Member Banks Support and Ownership
But, I personally believe, investors should be cautious when the current ownership structure is largely member banks (which is how exchange works historically). Historically, large chunks of BATS' revenue came from them. For example,
- In 2015, 45.1% of transaction fees or $582mm came from principal investors / banks
- 2014, 43.2% of transaction fees, or $436mm
- 2014, 36.3% of transaction fees, or $222mm
This reliance on member banks for volume can be worrisome for some investors, especially the timing of their exit can be tricky. Another reason I think bookrunners are doing their job well is most of the member banks are not selling their shares in the IPO. I've compiled the following before- and post-IPO cap tables for reference. As we can see, Knight, Deutsche Borse, Citi, CS, MS, JPM, GS are largely still in the game post IPO. So, for the near-term, investors can have the comfort knowing those banks still have skin in the game. When they decide to sell, that's when we need to examine BATS again closely on whether or not BATS can stand on its own completely. Although, proper credit needs to be given to the company for its rapid expansion in Europe and other product lines through acquisitions. Company seems to be aware of this concern and is in active mode to diversify its topline revenue, such as FX and ETFs.
Strong Market Share
Another mitigating factor of BATS' dependence on member banks is its strong market share, especially in the U.S. This allows strong growth in market data and infrastructure revenue, providing another level of diversification. Obviously, this revenue stream relies on continuous market share capture.
- 21.1% of overall U.S. equity market for U.S. listed cash equities, ranked second
- 22.4% market share in trading U.S. ETPs (ETFs and ETNs), currently the largest player
- 24.4% European listed equities, largest player
- 11.1% market share of the publicly reported institutional spot FX market
Valuation Upside / Summary
It is clear that IPO price range is at a discount to its peers, given its strong financial margins and key member banks are not selling in the near term. At 12x 2015 EBITDA, this would imply $21-$23 per share (depends on adjusted or pro-forma), equivalent to 11%-22% upside. My personal belief is the market would likely welcome the IPO and on the first day of trading, one should see a double digit gain. Given there is still large reliance on the member banks, a discount to market is still expected.
Disclosure: I/we have no positions in any stocks mentioned, and no plans to initiate any positions within the next 72 hours.
I wrote this article myself, and it expresses my own opinions. I am not receiving compensation for it (other than from Seeking Alpha). I have no business relationship with any company whose stock is mentioned in this article.

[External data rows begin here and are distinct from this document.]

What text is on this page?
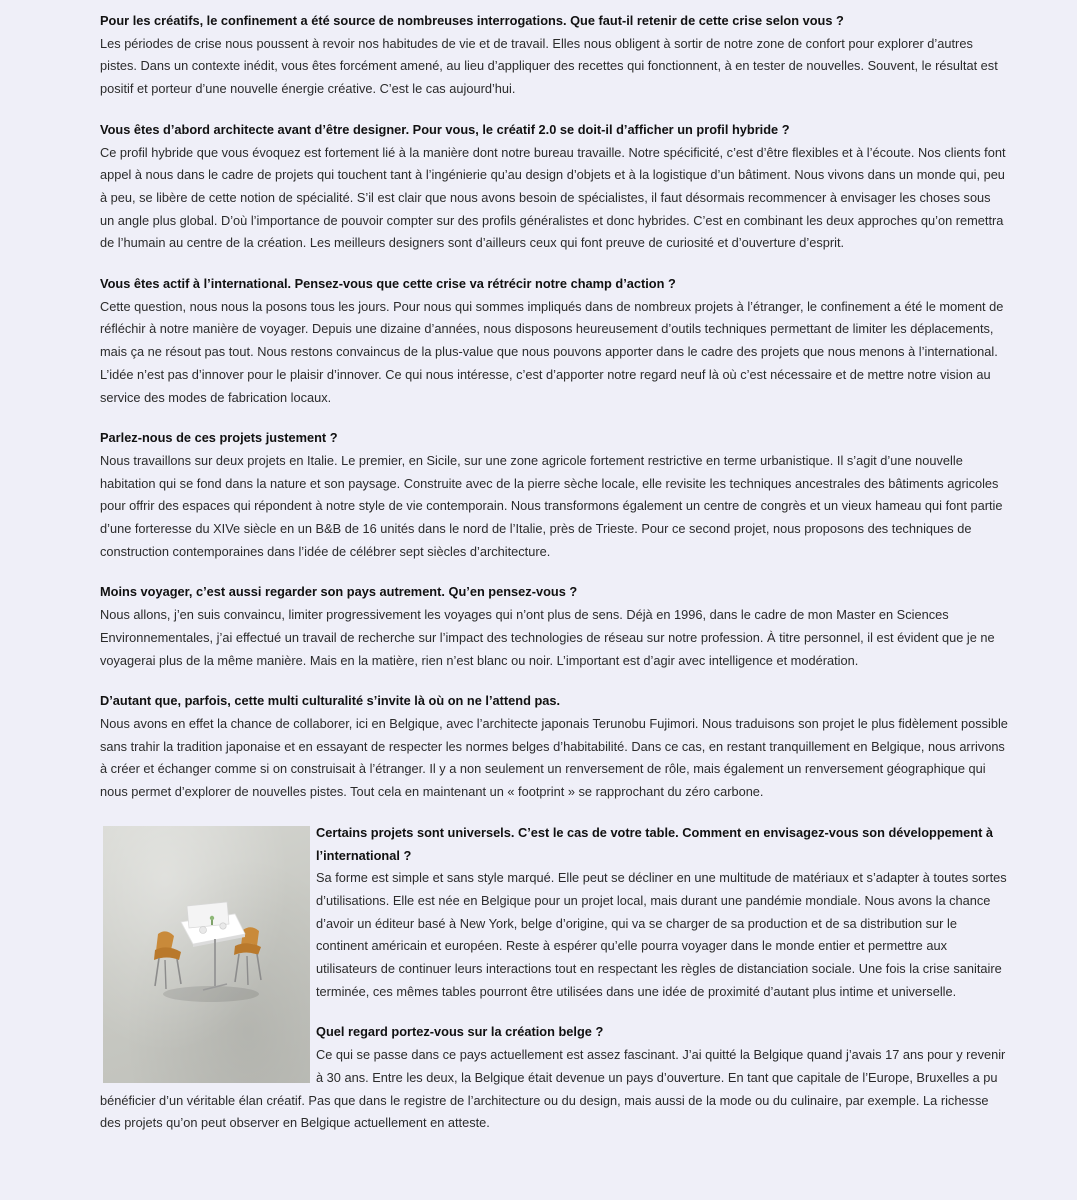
Pour les créatifs, le confinement a été source de nombreuses interrogations. Que faut-il retenir de cette crise selon vous ?
Les périodes de crise nous poussent à revoir nos habitudes de vie et de travail. Elles nous obligent à sortir de notre zone de confort pour explorer d’autres pistes. Dans un contexte inédit, vous êtes forcément amené, au lieu d’appliquer des recettes qui fonctionnent, à en tester de nouvelles. Souvent, le résultat est positif et porteur d’une nouvelle énergie créative. C’est le cas aujourd’hui.
Vous êtes d’abord architecte avant d’être designer. Pour vous, le créatif 2.0 se doit-il d’afficher un profil hybride ?
Ce profil hybride que vous évoquez est fortement lié à la manière dont notre bureau travaille. Notre spécificité, c’est d’être flexibles et à l’écoute. Nos clients font appel à nous dans le cadre de projets qui touchent tant à l’ingénierie qu’au design d’objets et à la logistique d’un bâtiment. Nous vivons dans un monde qui, peu à peu, se libère de cette notion de spécialité. S’il est clair que nous avons besoin de spécialistes, il faut désormais recommencer à envisager les choses sous un angle plus global. D’où l’importance de pouvoir compter sur des profils généralistes et donc hybrides. C’est en combinant les deux approches qu’on remettra de l’humain au centre de la création. Les meilleurs designers sont d’ailleurs ceux qui font preuve de curiosité et d’ouverture d’esprit.
Vous êtes actif à l’international. Pensez-vous que cette crise va rétrécir notre champ d’action ?
Cette question, nous nous la posons tous les jours. Pour nous qui sommes impliqués dans de nombreux projets à l’étranger, le confinement a été le moment de réfléchir à notre manière de voyager. Depuis une dizaine d’années, nous disposons heureusement d’outils techniques permettant de limiter les déplacements, mais ça ne résout pas tout. Nous restons convaincus de la plus-value que nous pouvons apporter dans le cadre des projets que nous menons à l’international. L’idée n’est pas d’innover pour le plaisir d’innover. Ce qui nous intéresse, c’est d’apporter notre regard neuf là où c’est nécessaire et de mettre notre vision au service des modes de fabrication locaux.
Parlez-nous de ces projets justement ?
Nous travaillons sur deux projets en Italie. Le premier, en Sicile, sur une zone agricole fortement restrictive en terme urbanistique. Il s’agit d’une nouvelle habitation qui se fond dans la nature et son paysage. Construite avec de la pierre sèche locale, elle revisite les techniques ancestrales des bâtiments agricoles pour offrir des espaces qui répondent à notre style de vie contemporain. Nous transformons également un centre de congrès et un vieux hameau qui font partie d’une forteresse du XIVe siècle en un B&B de 16 unités dans le nord de l’Italie, près de Trieste. Pour ce second projet, nous proposons des techniques de construction contemporaines dans l’idée de célébrer sept siècles d’architecture.
Moins voyager, c’est aussi regarder son pays autrement. Qu’en pensez-vous ?
Nous allons, j’en suis convaincu, limiter progressivement les voyages qui n’ont plus de sens. Déjà en 1996, dans le cadre de mon Master en Sciences Environnementales, j’ai effectué un travail de recherche sur l’impact des technologies de réseau sur notre profession. À titre personnel, il est évident que je ne voyagerai plus de la même manière. Mais en la matière, rien n’est blanc ou noir. L’important est d’agir avec intelligence et modération.
D’autant que, parfois, cette multi culturalité s’invite là où on ne l’attend pas.
Nous avons en effet la chance de collaborer, ici en Belgique, avec l’architecte japonais Terunobu Fujimori. Nous traduisons son projet le plus fidèlement possible sans trahir la tradition japonaise et en essayant de respecter les normes belges d’habitabilité. Dans ce cas, en restant tranquillement en Belgique, nous arrivons à créer et échanger comme si on construisait à l’étranger. Il y a non seulement un renversement de rôle, mais également un renversement géographique qui nous permet d’explorer de nouvelles pistes. Tout cela en maintenant un « footprint » se rapprochant du zéro carbone.
Certains projets sont universels. C’est le cas de votre table. Comment en envisagez-vous son développement à l’international ?
Sa forme est simple et sans style marqué. Elle peut se décliner en une multitude de matériaux et s’adapter à toutes sortes d’utilisations. Elle est née en Belgique pour un projet local, mais durant une pandémie mondiale. Nous avons la chance d’avoir un éditeur basé à New York, belge d’origine, qui va se charger de sa production et de sa distribution sur le continent américain et européen. Reste à espérer qu’elle pourra voyager dans le monde entier et permettre aux utilisateurs de continuer leurs interactions tout en respectant les règles de distanciation sociale. Une fois la crise sanitaire terminée, ces mêmes tables pourront être utilisées dans une idée de proximité d’autant plus intime et universelle.
Quel regard portez-vous sur la création belge ?
Ce qui se passe dans ce pays actuellement est assez fascinant. J’ai quitté la Belgique quand j’avais 17 ans pour y revenir à 30 ans. Entre les deux, la Belgique était devenue un pays d’ouverture. En tant que capitale de l’Europe, Bruxelles a pu bénéficier d’un véritable élan créatif. Pas que dans le registre de l’architecture ou du design, mais aussi de la mode ou du culinaire, par exemple. La richesse des projets qu’on peut observer en Belgique actuellement en atteste.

Additional disclosure: Readers are advised that the material contained herein should be used solely for informational purposes. Readers should conduct their own research and due diligence and obtain professional advice before making investment decision. We will not be liable for any loss or damage caused by information obtained in our materials. Readers are solely responsible for their own investment decisions.